Philip Leonard, Nottingham Trent University, UK: “Writing the Ultramundane: Digital Poetry in Orbit”
Thomas Mantzaris, Aristotle University of Thessaloniki, Greece: “Hybrid Textualities – Heteroglossic Narratives”
Paweł Frelik, Maria Curie-Skłodowska University, Lublin, Poland: “Southland’s Dark Rapture: California, Apocalypse, and Digital Technologies”
Reichel, A. Elisabeth, University of Basel, Switzerland: “The Word Unnerving the Us: Appolonian and Diyonisian Others in the Ethnography and Poetry of Ruth Benedict”
Ruth Benedict’s Patterns of Culture (1934), clearly one of the most influential studies by an American anthropologist, has long been acclaimed for its accessible introduction to the concept of cultural relativism, which Franz Boas taught at Columbia University in the early twentieth century. More recently, though, Benedict’s distinct style of writing has also attracted much critical attention. Starting from Clifford Geertz’s claim that “[t]he Not-us (or Not-U.S.) unnerves the Us” through the persistent “juxtaposition of the alltoo- familiar and the wildly exotic” (Works and Lives, 1988, 106) in Benedict’s writing, this paper first cautions that Patterns remains grounded in the predicament of cultural relativism and its assertion of essential differences between cultures of purportedly equal value.

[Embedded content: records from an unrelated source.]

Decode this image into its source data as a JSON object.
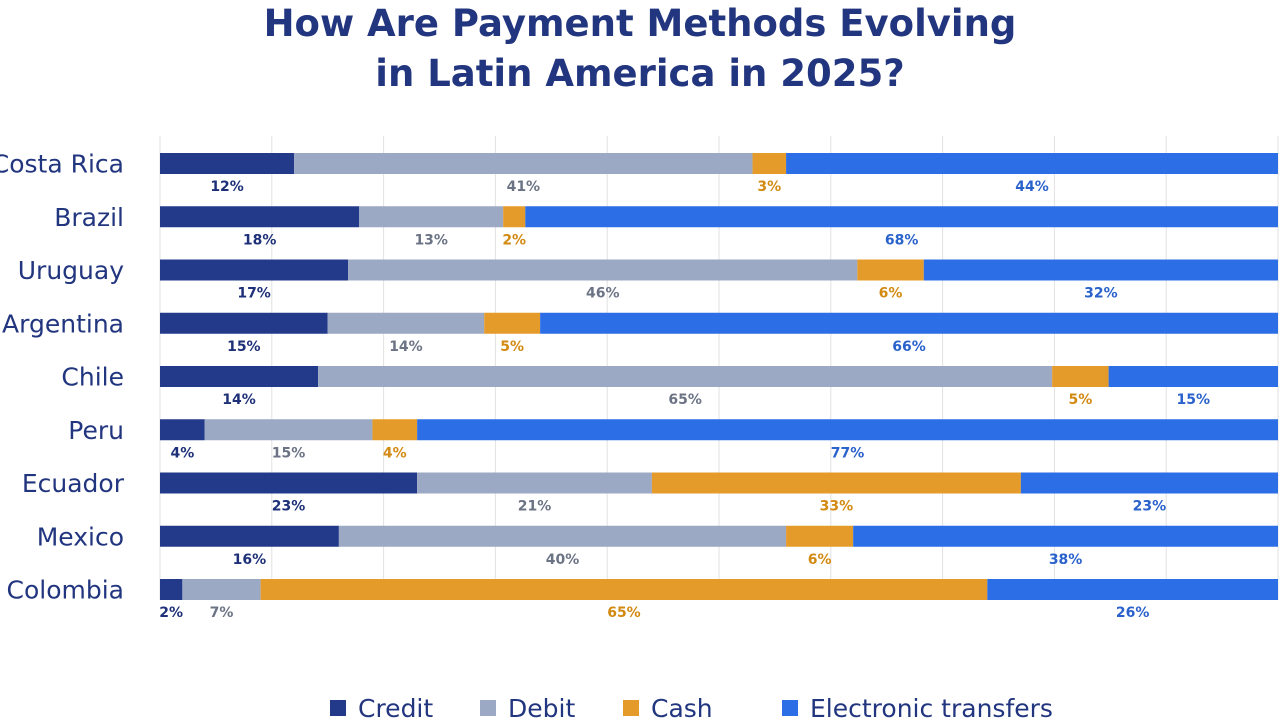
{
  "chart_data": {
    "type": "bar",
    "stacked": true,
    "orientation": "horizontal",
    "title": "How Are Payment Methods Evolving in Latin America in 2025?",
    "title_lines": [
      "How Are Payment Methods Evolving",
      "in Latin America in 2025?"
    ],
    "categories": [
      "Costa Rica",
      "Brazil",
      "Uruguay",
      "Argentina",
      "Chile",
      "Peru",
      "Ecuador",
      "Mexico",
      "Colombia"
    ],
    "series": [
      {
        "name": "Credit",
        "color": "#233a8a",
        "label_color": "#1e3178",
        "values": [
          12,
          18,
          17,
          15,
          14,
          4,
          23,
          16,
          2
        ]
      },
      {
        "name": "Debit",
        "color": "#9ca9c4",
        "label_color": "#6b7385",
        "values": [
          41,
          13,
          46,
          14,
          65,
          15,
          21,
          40,
          7
        ]
      },
      {
        "name": "Cash",
        "color": "#e59b29",
        "label_color": "#d38a12",
        "values": [
          3,
          2,
          6,
          5,
          5,
          4,
          33,
          6,
          65
        ]
      },
      {
        "name": "Electronic transfers",
        "color": "#2c6ee6",
        "label_color": "#2a62cc",
        "values": [
          44,
          68,
          32,
          66,
          15,
          77,
          23,
          38,
          26
        ]
      }
    ],
    "value_suffix": "%",
    "grid": true,
    "legend_position": "bottom"
  }
}
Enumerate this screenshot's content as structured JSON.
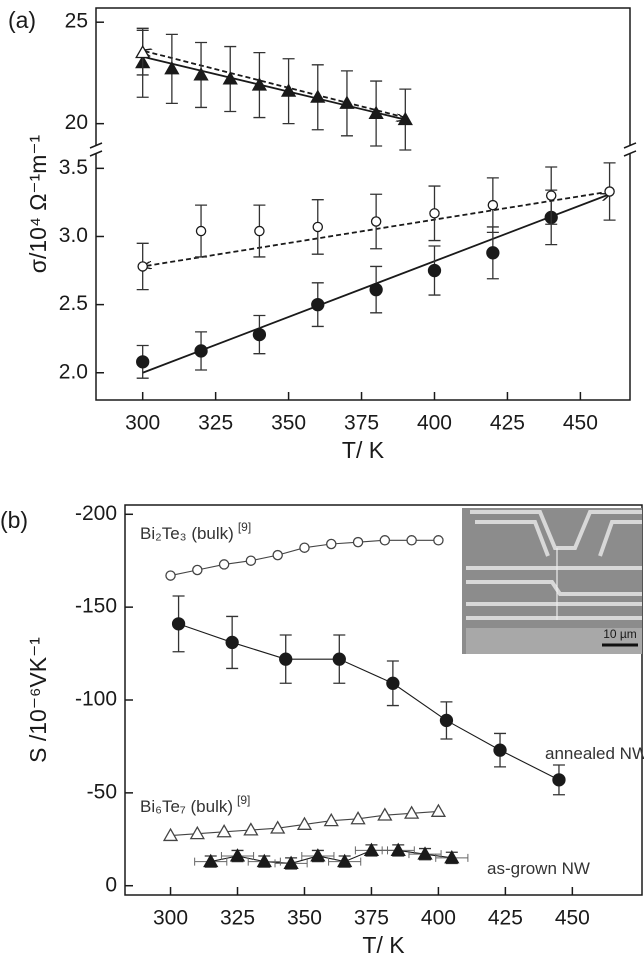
{
  "chart_data": [
    {
      "type": "scatter",
      "panel_label": "(a)",
      "xlim": [
        284,
        467
      ],
      "ylim": [
        18.8,
        25.7
      ],
      "yticks": [
        20,
        25
      ],
      "series": [
        {
          "marker": "triangle",
          "filled": true,
          "color": "#1a1a1a",
          "x": [
            300,
            310,
            320,
            330,
            340,
            350,
            360,
            370,
            380,
            390
          ],
          "values": [
            23.0,
            22.7,
            22.4,
            22.2,
            21.9,
            21.6,
            21.3,
            21.0,
            20.5,
            20.2
          ],
          "errors": [
            1.7,
            1.7,
            1.6,
            1.6,
            1.6,
            1.6,
            1.6,
            1.6,
            1.6,
            1.5
          ]
        },
        {
          "marker": "triangle",
          "filled": false,
          "color": "#1a1a1a",
          "x": [
            300
          ],
          "values": [
            23.5
          ],
          "errors": [
            1.1
          ]
        }
      ],
      "lines": [
        {
          "x": [
            300,
            390
          ],
          "y": [
            23.3,
            20.2
          ],
          "style": "solid"
        },
        {
          "x": [
            390,
            300
          ],
          "y": [
            20.3,
            23.6
          ],
          "style": "dashed"
        }
      ]
    },
    {
      "type": "scatter",
      "xlim": [
        284,
        467
      ],
      "ylim": [
        1.8,
        3.62
      ],
      "yticks": [
        {
          "value": 2,
          "label": "2.0"
        },
        {
          "value": 2.5,
          "label": "2.5"
        },
        {
          "value": 3,
          "label": "3.0"
        },
        {
          "value": 3.5,
          "label": "3.5"
        }
      ],
      "xticks": [
        300,
        325,
        350,
        375,
        400,
        425,
        450
      ],
      "xlabel": "T/ K",
      "ylabel": "σ/10⁴ Ω⁻¹m⁻¹",
      "series": [
        {
          "marker": "circle",
          "filled": true,
          "color": "#1a1a1a",
          "x": [
            300,
            320,
            340,
            360,
            380,
            400,
            420,
            440
          ],
          "values": [
            2.08,
            2.16,
            2.28,
            2.5,
            2.61,
            2.75,
            2.88,
            3.14
          ],
          "errors": [
            0.12,
            0.14,
            0.14,
            0.16,
            0.17,
            0.18,
            0.19,
            0.2
          ]
        },
        {
          "marker": "circle",
          "filled": false,
          "color": "#1a1a1a",
          "x": [
            300,
            320,
            340,
            360,
            380,
            400,
            420,
            440,
            460
          ],
          "values": [
            2.78,
            3.04,
            3.04,
            3.07,
            3.11,
            3.17,
            3.23,
            3.3,
            3.33
          ],
          "errors": [
            0.17,
            0.19,
            0.19,
            0.2,
            0.2,
            0.2,
            0.2,
            0.21,
            0.21
          ]
        }
      ],
      "lines": [
        {
          "x": [
            300,
            460
          ],
          "y": [
            2.0,
            3.31
          ],
          "style": "solid"
        },
        {
          "x": [
            460,
            300
          ],
          "y": [
            3.33,
            2.78
          ],
          "style": "dashed"
        }
      ]
    },
    {
      "type": "line",
      "panel_label": "(b)",
      "xlim": [
        283,
        476
      ],
      "ylim": [
        5,
        -205
      ],
      "yticks": [
        -200,
        -150,
        -100,
        -50,
        0
      ],
      "xticks": [
        300,
        325,
        350,
        375,
        400,
        425,
        450
      ],
      "xlabel": "T/ K",
      "ylabel": "S /10⁻⁶VK⁻¹",
      "inset_scale": "10 µm",
      "series": [
        {
          "name": "Bi₂Te₃ (bulk)",
          "ref": "[9]",
          "marker": "circle",
          "filled": false,
          "color": "#444444",
          "x": [
            300,
            310,
            320,
            330,
            340,
            350,
            360,
            370,
            380,
            390,
            400
          ],
          "values": [
            -167,
            -170,
            -173,
            -175,
            -178,
            -182,
            -184,
            -185,
            -186,
            -186,
            -186
          ]
        },
        {
          "name": "annealed NW",
          "marker": "circle",
          "filled": true,
          "color": "#1a1a1a",
          "x": [
            303,
            323,
            343,
            363,
            383,
            403,
            423,
            445
          ],
          "values": [
            -141,
            -131,
            -122,
            -122,
            -109,
            -89,
            -73,
            -57
          ],
          "errors": [
            15,
            14,
            13,
            13,
            12,
            10,
            9,
            8
          ]
        },
        {
          "name": "Bi₆Te₇ (bulk)",
          "ref": "[9]",
          "marker": "triangle",
          "filled": false,
          "color": "#444444",
          "x": [
            300,
            310,
            320,
            330,
            340,
            350,
            360,
            370,
            380,
            390,
            400
          ],
          "values": [
            -27,
            -28,
            -29,
            -30,
            -31,
            -33,
            -35,
            -36,
            -38,
            -39,
            -40
          ]
        },
        {
          "name": "as-grown NW",
          "marker": "triangle",
          "filled": true,
          "color": "#1a1a1a",
          "x": [
            315,
            325,
            335,
            345,
            355,
            365,
            375,
            385,
            395,
            405
          ],
          "values": [
            -13,
            -16,
            -13,
            -12,
            -16,
            -13,
            -19,
            -19,
            -17,
            -15
          ],
          "errors": [
            3,
            3,
            3,
            3,
            3,
            3,
            3,
            3,
            3,
            3
          ],
          "xerrors": [
            6,
            6,
            6,
            6,
            6,
            6,
            6,
            6,
            6,
            6
          ]
        }
      ]
    }
  ]
}
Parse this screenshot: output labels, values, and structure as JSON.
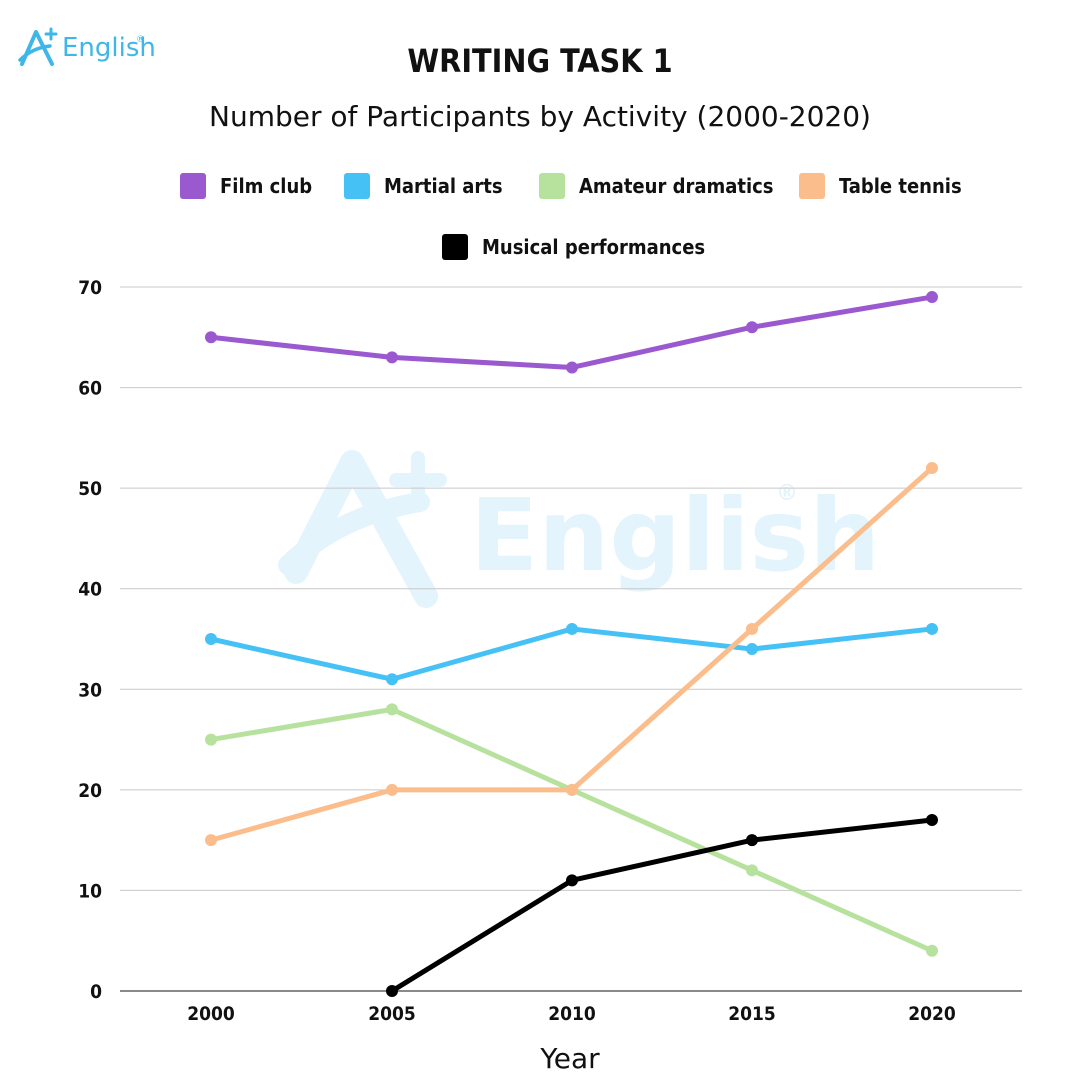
{
  "brand": {
    "logo_text": "English",
    "registered": "®"
  },
  "colors": {
    "Film club": "#9b59d0",
    "Martial arts": "#45c1f6",
    "Amateur dramatics": "#b7e29d",
    "Table tennis": "#fbbd8b",
    "Musical performances": "#000000",
    "grid": "#c8c8c8",
    "brand": "#3fb6ea",
    "watermark": "#e3f4fc"
  },
  "chart_data": {
    "type": "line",
    "title": "WRITING TASK 1",
    "subtitle": "Number of Participants by Activity (2000-2020)",
    "xlabel": "Year",
    "ylabel": "",
    "x": [
      "2000",
      "2005",
      "2010",
      "2015",
      "2020"
    ],
    "ylim": [
      0,
      70
    ],
    "yticks": [
      "0",
      "10",
      "20",
      "30",
      "40",
      "50",
      "60",
      "70"
    ],
    "grid": true,
    "legend_position": "top",
    "series": [
      {
        "name": "Film club",
        "values": [
          65,
          63,
          62,
          66,
          69
        ]
      },
      {
        "name": "Martial arts",
        "values": [
          35,
          31,
          36,
          34,
          36
        ]
      },
      {
        "name": "Amateur dramatics",
        "values": [
          25,
          28,
          20,
          12,
          4
        ]
      },
      {
        "name": "Table tennis",
        "values": [
          15,
          20,
          20,
          36,
          52
        ]
      },
      {
        "name": "Musical performances",
        "values": [
          null,
          0,
          11,
          15,
          17
        ]
      }
    ]
  }
}
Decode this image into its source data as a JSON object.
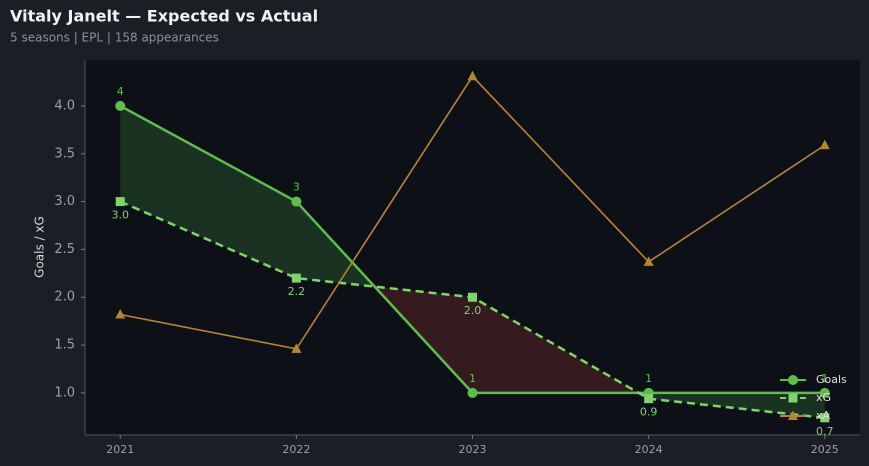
{
  "chart_data": {
    "type": "line",
    "title": "Vitaly Janelt — Expected vs Actual",
    "subtitle": "5 seasons | EPL | 158 appearances",
    "y_label": "Goals / xG",
    "x": [
      2021,
      2022,
      2023,
      2024,
      2025
    ],
    "xlim": [
      2020.8,
      2025.2
    ],
    "xticks": [
      2021,
      2022,
      2023,
      2024,
      2025
    ],
    "ylim": [
      0.56,
      4.48
    ],
    "yticks": [
      {
        "value": 1,
        "label": "1.0"
      },
      1.5,
      {
        "value": 2,
        "label": "2.0"
      },
      2.5,
      {
        "value": 3,
        "label": "3.0"
      },
      3.5,
      {
        "value": 4,
        "label": "4.0"
      }
    ],
    "legend": "lower right",
    "fill_between": [
      "Goals",
      "xG"
    ],
    "series": [
      {
        "name": "Goals",
        "color": "#5cbf4a",
        "marker": "circle",
        "linestyle": "solid",
        "values": [
          4,
          3,
          1,
          1,
          1
        ],
        "show_labels": true
      },
      {
        "name": "xG",
        "color": "#7ed56a",
        "marker": "square",
        "linestyle": "dashed",
        "values": [
          3.0,
          2.2,
          2.0,
          0.94,
          0.74
        ],
        "value_labels": [
          "3.0",
          "2.2",
          "2.0",
          "0.9",
          "0.7"
        ],
        "show_labels": true
      },
      {
        "name": "xA",
        "color": "#b8862a",
        "marker": "triangle",
        "linestyle": "solid",
        "values": [
          1.82,
          1.46,
          4.31,
          2.37,
          3.59
        ],
        "show_labels": false
      }
    ]
  }
}
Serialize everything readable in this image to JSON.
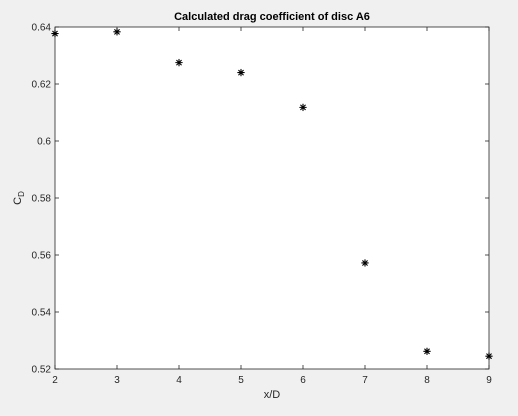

By borrowing Nietzsche’s (in)famous distinction in The Birth of Tragedy between Apollonian and Dionysian arts to describe two possible types of cultural configurations, Benedict exposes a contingent set of values that has informed both conceptions of art forms and of cultures. However, despite such avant-la-lettre gestures of deconstruction, Patterns, just as Birth of Tragedy construes cultural and aesthetic Others in its adherence to cultural relativism’s ‘separate but equal’ doctrine. While this paper thus qualifies Geertz’s appraisal of Benedict’s ethnography on the one hand, its second part argues that Benedict’s poetry—whose relevance Geertz notes but does not explore—is indeed able to move beyond the Boasian framework. By not merely juxtaposing myths from diverse cultural heritages but layering them in palimpsestlike constellations, the poem “In Parables” unsettles traditionally held distinctions, thus thoroughly unnerving the Us (or U.S.).